Review Summary: Ultra Beatdown is the reason this type of music should not take itself too seriously.14 of 15 thought this review was well written
Let me clarify by saying that yes, the instrumentation on this album is fantastic. The notes are all blazing fast, and realistically, only the greatest shredders would be able to pull off most of the acrobatics on display here. However, Dragonforce’s greatest strength is also its greatest of innumerable weaknesses.
To begin, I’m just curious who thought naming an album Ultra Beatdown was a legitimately good idea. Such a title essentially forces anybody to admit that what it is they are about to listen should not, under any circumstances, be taken seriously. Although I do have to admit that for someone who has never heard Dragonforce before, the sort of music you would expect to hear with such a title is exactly what you get. You know, assuming the band name didn’t already give that away.
That sound that has been so perfectly foreshadowed essentially sounds the result of several college frat boys gathered together in a room, two of whom are decided it would be fun to masturbate with guitar strings, while another watches, shrieking gratingly about his fantasy exploits, with a bassist sitting morosely in the corner doing absolutely nothing, watching his friends sit around and enjoy themselves in their divergent ways.
Of course, this hour long masturbating session is showered with praise by anyone who discovered the band through Guitar Hero 3, or, as it is commonly called, the entire fan base. Anybody who claims to be able to listen to Through the Fire and Flames endlessly on repeat has an instant classic in Ultra Beatdown, considering it is that very same song, reprised eight different times. I feel it is here I must admit that, while I have never been able to take Herman Li, Sam Totman, and the other basically non-essential band members used to support those two’s vision of endless guitar wank, seriously, I did enjoy Through the Fire and Flames, because it doesn’t sound as if the band was taking themselves too seriously, either.

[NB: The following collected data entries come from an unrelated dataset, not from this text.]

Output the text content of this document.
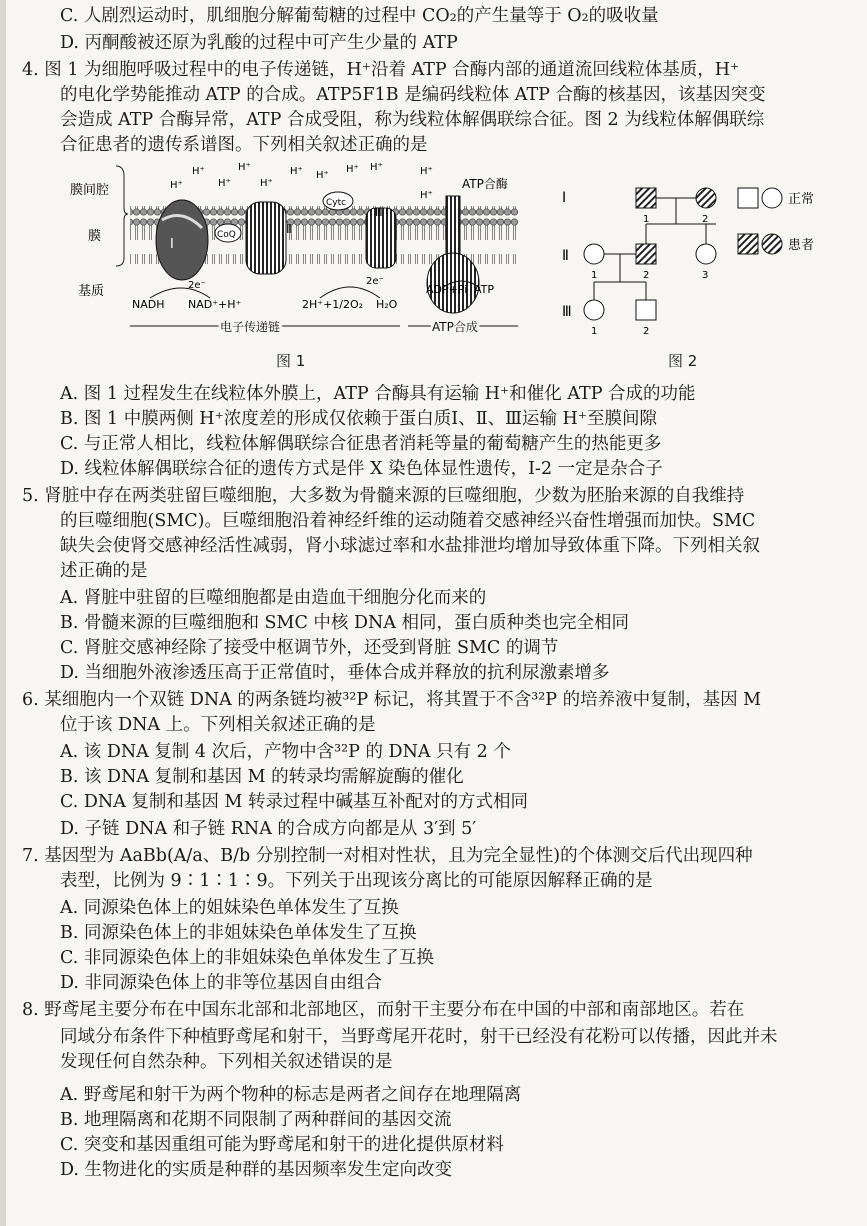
C. 人剧烈运动时，肌细胞分解葡萄糖的过程中 CO₂的产生量等于 O₂的吸收量
D. 丙酮酸被还原为乳酸的过程中可产生少量的 ATP
4. 图 1 为细胞呼吸过程中的电子传递链，H⁺沿着 ATP 合酶内部的通道流回线粒体基质，H⁺
的电化学势能推动 ATP 的合成。ATP5F1B 是编码线粒体 ATP 合酶的核基因，该基因突变
会造成 ATP 合酶异常，ATP 合成受阻，称为线粒体解偶联综合征。图 2 为线粒体解偶联综
合征患者的遗传系谱图。下列相关叙述正确的是
膜间腔
膜
基质
Ⅰ
CoQ	Ⅱ
Cytc
Ⅲ
ATP合酶
H⁺
H⁺
H⁺
H⁺
H⁺
H⁺ H⁺
H⁺ H⁺	H⁺
H⁺
2e⁻
NADH NAD⁺+H⁺	2H⁺+1/2O₂ H₂O
2e⁻
ADP+Pi ATP
电子传递链	ATP合成
Ⅰ
Ⅱ
Ⅲ
1	2
1	2	3
1	2
正常
患者
图 1	图 2
A. 图 1 过程发生在线粒体外膜上，ATP 合酶具有运输 H⁺和催化 ATP 合成的功能
B. 图 1 中膜两侧 H⁺浓度差的形成仅依赖于蛋白质Ⅰ、Ⅱ、Ⅲ运输 H⁺至膜间隙
C. 与正常人相比，线粒体解偶联综合征患者消耗等量的葡萄糖产生的热能更多
D. 线粒体解偶联综合征的遗传方式是伴 X 染色体显性遗传，Ⅰ-2 一定是杂合子
5. 肾脏中存在两类驻留巨噬细胞，大多数为骨髓来源的巨噬细胞，少数为胚胎来源的自我维持
的巨噬细胞(SMC)。巨噬细胞沿着神经纤维的运动随着交感神经兴奋性增强而加快。SMC
缺失会使肾交感神经活性减弱，肾小球滤过率和水盐排泄均增加导致体重下降。下列相关叙
述正确的是
A. 肾脏中驻留的巨噬细胞都是由造血干细胞分化而来的
B. 骨髓来源的巨噬细胞和 SMC 中核 DNA 相同，蛋白质种类也完全相同
C. 肾脏交感神经除了接受中枢调节外，还受到肾脏 SMC 的调节
D. 当细胞外液渗透压高于正常值时，垂体合成并释放的抗利尿激素增多
6. 某细胞内一个双链 DNA 的两条链均被³²P 标记，将其置于不含³²P 的培养液中复制，基因 M
位于该 DNA 上。下列相关叙述正确的是
A. 该 DNA 复制 4 次后，产物中含³²P 的 DNA 只有 2 个
B. 该 DNA 复制和基因 M 的转录均需解旋酶的催化
C. DNA 复制和基因 M 转录过程中碱基互补配对的方式相同
D. 子链 DNA 和子链 RNA 的合成方向都是从 3′到 5′
7. 基因型为 AaBb(A/a、B/b 分别控制一对相对性状，且为完全显性)的个体测交后代出现四种
表型，比例为 9∶1∶1∶9。下列关于出现该分离比的可能原因解释正确的是
A. 同源染色体上的姐妹染色单体发生了互换
B. 同源染色体上的非姐妹染色单体发生了互换
C. 非同源染色体上的非姐妹染色单体发生了互换
D. 非同源染色体上的非等位基因自由组合
8. 野鸢尾主要分布在中国东北部和北部地区，而射干主要分布在中国的中部和南部地区。若在
同域分布条件下种植野鸢尾和射干，当野鸢尾开花时，射干已经没有花粉可以传播，因此并未
发现任何自然杂种。下列相关叙述错误的是
A. 野鸢尾和射干为两个物种的标志是两者之间存在地理隔离
B. 地理隔离和花期不同限制了两种群间的基因交流
C. 突变和基因重组可能为野鸢尾和射干的进化提供原材料
D. 生物进化的实质是种群的基因频率发生定向改变
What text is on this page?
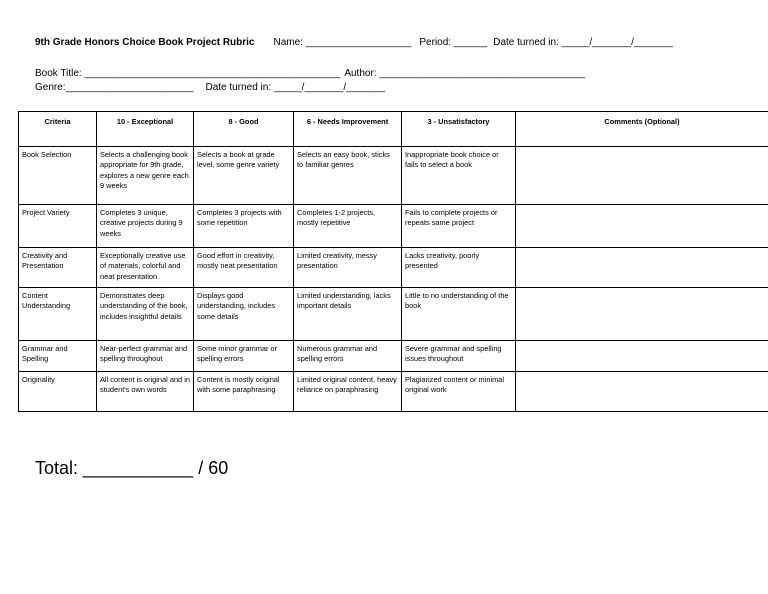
9th Grade Honors Choice Book Project Rubric Name: ___________________ Period: ______ Date turned in: _____/_______/_______
Book Title: ______________________________________________ Author: _____________________________________
Genre:_______________________ Date turned in: _____/_______/_______
Criteria	10 - Exceptional	8 - Good	6 - Needs Improvement	3 - Unsatisfactory	Comments (Optional)
Book Selection	Selects a challenging book appropriate for 9th grade, explores a new genre each 9 weeks	Selects a book at grade level, some genre variety	Selects an easy book, sticks to familiar genres	Inappropriate book choice or fails to select a book	
Project Variety	Completes 3 unique, creative projects during 9 weeks	Completes 3 projects with some repetition	Completes 1-2 projects, mostly repetitive	Fails to complete projects or repeats same project	
Creativity and Presentation	Exceptionally creative use of materials, colorful and neat presentation	Good effort in creativity, mostly neat presentation	Limited creativity, messy presentation	Lacks creativity, poorly presented	
Content Understanding	Demonstrates deep understanding of the book, includes insightful details	Displays good understanding, includes some details	Limited understanding, lacks important details	Little to no understanding of the book	
Grammar and Spelling	Near-perfect grammar and spelling throughout	Some minor grammar or spelling errors	Numerous grammar and spelling errors	Severe grammar and spelling issues throughout	
Originality	All content is original and in student's own words	Content is mostly original with some paraphrasing	Limited original content, heavy reliance on paraphrasing	Plagiarized content or minimal original work	
Total: ___________ / 60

All that has changed here, however.
Perhaps the praise bestowed upon guitar flurries so fast that one note is indecipherable from the next has gone to their collective heads. I’m not entirely sure of the reason, but the tongue-in-cheek pretension that made Inhuman Rampage and Valley of the Damned at least an occasionally entertaining, if not incredibly rewarding listen, has been replaced by honest pretension. I can’t escape the feeling that Dragonforce thinks that this glorified atonal mass that essentially sounds like the soundtrack of an old 8-bit game with higher production values, is serious music. I enjoy a good wholesome game of Frogger as much as the next guy, but not even teenagers nostalgic for a time period they never lived in would be interested in listening to those endless electronic bleeps and bloops for a full hour, unless I feel the artist involved is doing this as some well intentioned prank. Although, I guess I must be wrong in such a generalization, because this band has made a career of taking the soundtracks from old 80s games, hopping the tempos up on some ecstasy, and then shredding them within a wood chipper, Fargo style.
Finally, the lyrics are absolutely awful. I understand, the words to a song are by far the least important aspect, and there have been an impossibly many bands who write awful lyrics that I whole-heartedly adore. However, when these fantasy lyrics arrive, it is Ultra Beatdown’s final nail in the coffin. I have nothing against fantasy lyricism, I’ll say that right off the bat. I consider Nightfall in Middle Earth, from the fabulous Blind Guardian to be a staple of the power metal genre. But needless to say, there is a fairly sizable gap between Tolkien themed lore, and the meaningless doodles of a fifth grader who should be paying greater attention to his phonics teacher. As is likely obvious, this band tends towards the latter. I only mention this because after the malicious attack of a pair of musically disinclined chainsaws, the lyrics are the last refuge in which it is possible to find perhaps some small redeeming value. Unfortunately, no such luck.
In conclusion, I understand many people who have never been instructed in anything even resembling musical theory may enjoy this, and I respect them and their opinions. So, to sate their desires until yet another Dragonforce release, I would like to take this opportunity to announce the distribution of my new album: a series of tracks involving high powered automatic drills boring through the skulls of assorted small, furry animals.